Приехали врачи. Двое в белых халатах подбежали к нам и поставили в снег носилки. Чебоксаров, стремительным броском мангуста, ринулся к ним, упал на брезент, вытянул ноги и изобразил на лице высшую степень блаженства.
– Че ты разлегся? – спросил я.
– Вот именно, не для тебя носилки, – поддержал меня Полупан. Ему было тяжело держать мою дочь.
– Освободи место для девочки, – приказал полковник.
Колька нехотя сполз с носилок. Полупан положил туда Маринку.
– Она жива? – спросил парень в белом халате.
– Это мы должны спрашивать у вас, – зло сказал Чебоксаров.

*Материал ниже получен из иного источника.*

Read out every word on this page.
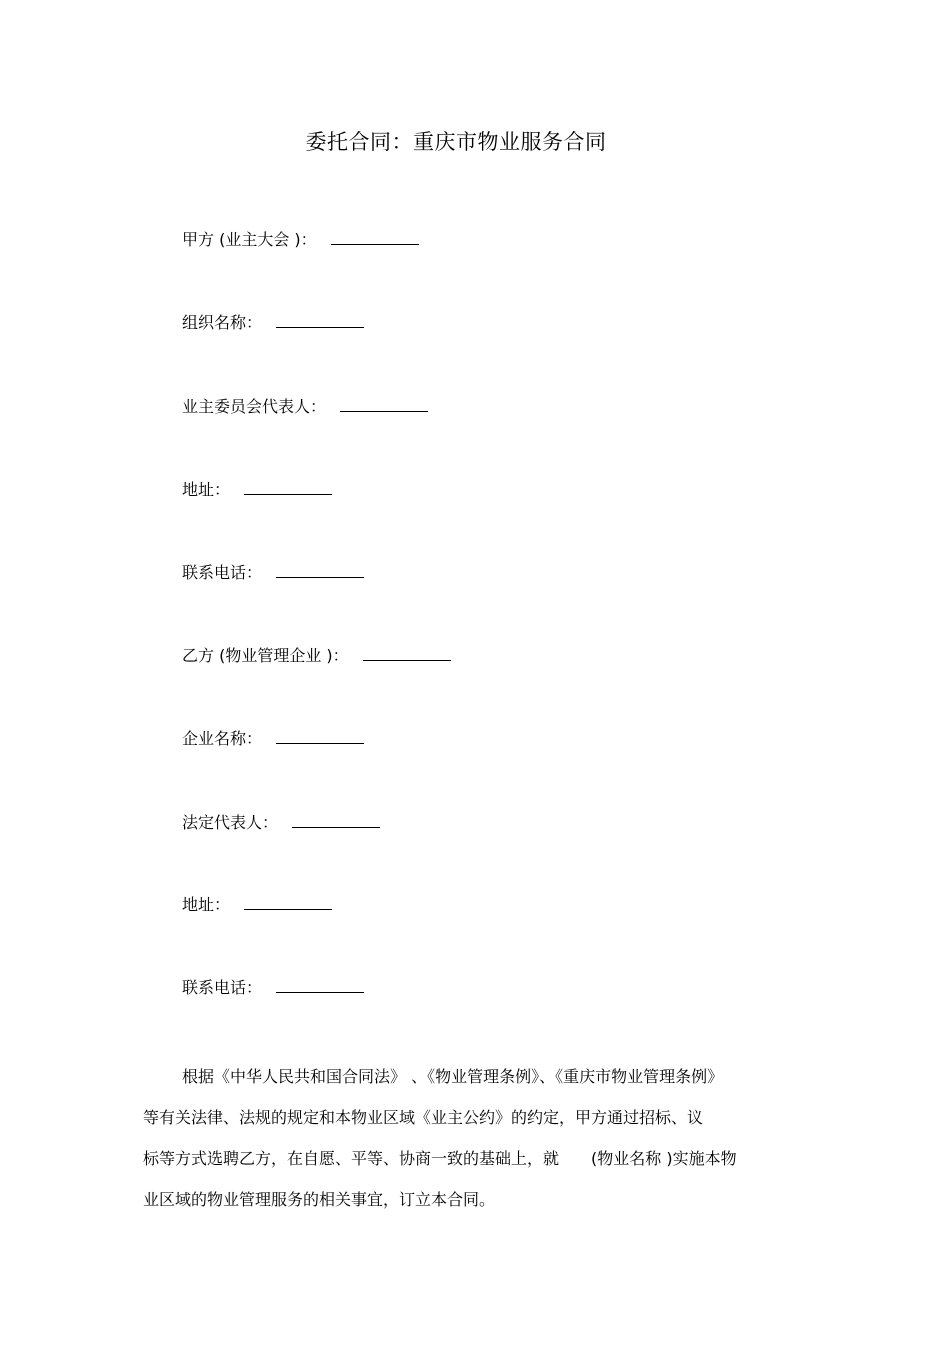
委托合同：重庆市物业服务合同
甲方 (业主大会 )：
组织名称：
业主委员会代表人：
地址：
联系电话：
乙方 (物业管理企业 )：
企业名称：
法定代表人：
地址：
联系电话：
根据《中华人民共和国合同法》 、《物业管理条例》、《重庆市物业管理条例》
等有关法律、法规的规定和本物业区域《业主公约》的约定，甲方通过招标、议
标等方式选聘乙方，在自愿、平等、协商一致的基础上，就　　(物业名称 )实施本物
业区域的物业管理服务的相关事宜，订立本合同。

– За такие вопросы я тебе нос откусить могу, – сообщил я.
– Я санитар, – привел веский довод в свое оправдание паренек.
Двое медиков подняли Маринку и понесли ее к машине. Я поплелся за ними. В «скорой помощи» сидела женщина в годах. Она склонилась над моей дочерью, потрогала ее, посмотрела в глаза, потом взяла за кисть.
– Что с ней? – спросил я.
– По-моему, она просто спит, – предположила врач после долгой паузы. – Пульс ровный, дыхание тоже.
– Как это?
– Очень просто. Ей чего-то подмешали,или дали понюхать. Думаю, ничего страшного. Выспится и все будет нормально. На всякий случай поставим стационарный пост. У вас деньги есть?
– Зачем?
– Медсестре. Чтобы сидела не отрываясь.
– Сколько?
– Дайте рублей пятьсот.
– Поеду с вами, – сказал я и дал ей бумажку.

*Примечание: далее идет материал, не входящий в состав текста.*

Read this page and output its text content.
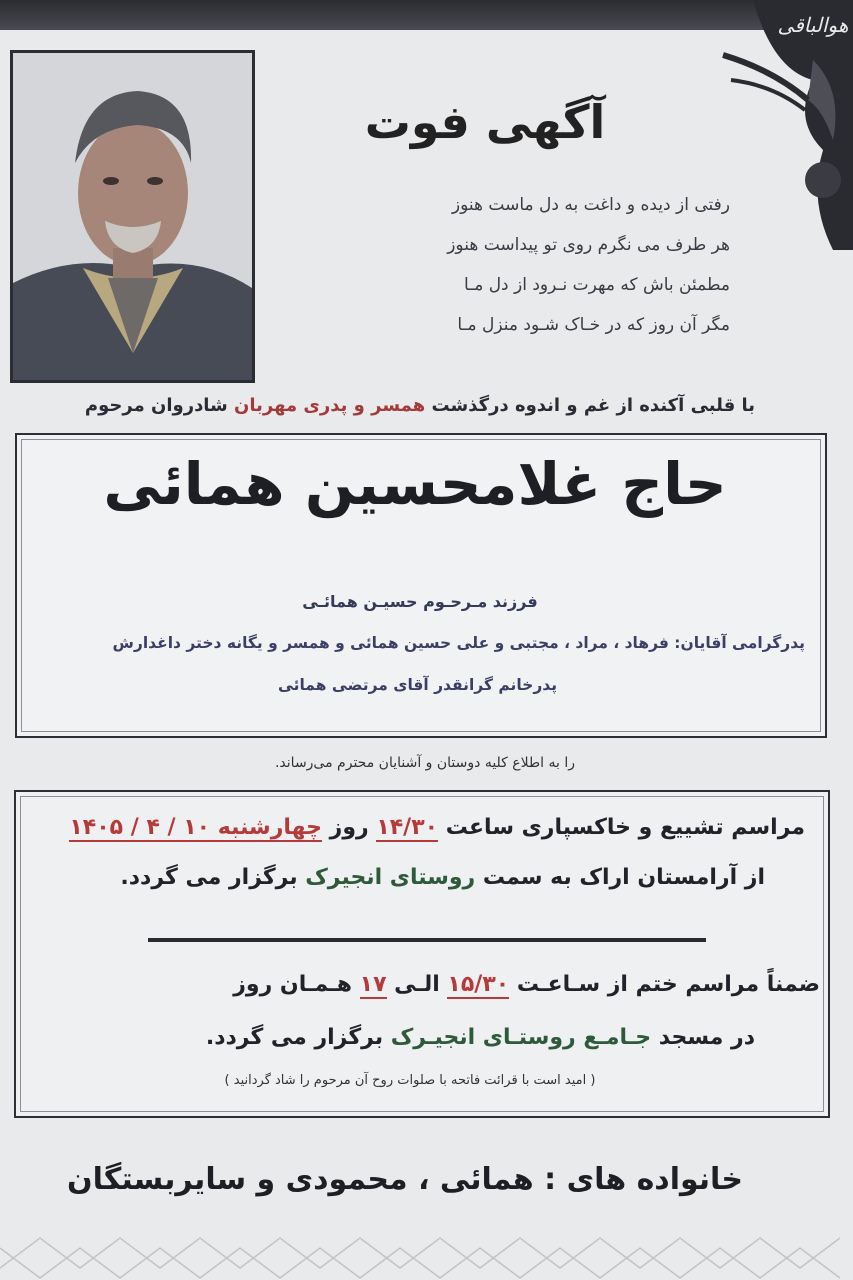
هوالباقی
آگهی فوت
رفتی از دیده و داغت به دل ماست هنوز
هر طرف می نگرم روی تو پیداست هنوز
مطمئن باش که مهرت نـرود از دل مـا
مگر آن روز که در خـاک شـود منزل مـا
با قلبی آکنده از غم و اندوه درگذشت همسر و پدری مهربان شادروان مرحوم
حاج غلامحسین همائی
فرزند مـرحـوم حسیـن همائـی
پدرگرامی آقایان: فرهاد ، مراد ، مجتبی و علی حسین همائی و همسر و یگانه دختر داغدارش
پدرخانم گرانقدر آقای مرتضی همائی
را به اطلاع کلیه دوستان و آشنایان محترم می‌رساند.
مراسم تشییع و خاکسپاری ساعت ۱۴/۳۰ روز چهارشنبه ۱۰ / ۴ / ۱۴۰۵
از آرامستان اراک به سمت روستای انجیرک برگزار می گردد.
ضمناً مراسم ختم از سـاعـت ۱۵/۳۰ الـی ۱۷ هـمـان روز
در مسجد جـامـع روستـای انجیـرک برگزار می گردد.
( امید است با قرائت فاتحه با صلوات روح آن مرحوم را شاد گردانید )
خانواده های : همائی ، محمودی و سایربستگان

– В этом нет необходимости. Все будет хорошо. Приходите завтра. Больница скорой помощи, в реанимацию. Опять эта больница!
Приковылял Чебик.
– Мне тоже нужно в госпиталь, – сообщил он.
– Зачем? – спросила врач.
– У меня ноги обгорели и ушибы везде.
– Ничего у тебя не обгорело, кроме штанин – не согласился я. – Ноги как ноги.
– А может, я сломал что-то? Нужно сделать рентген и всякое такое.
– Слушай, успокойся, тут всего одни носилки, ты не влезешь.
– Мы можем вызвать по рации еще одну машину, – выразила готовность помочь женщина.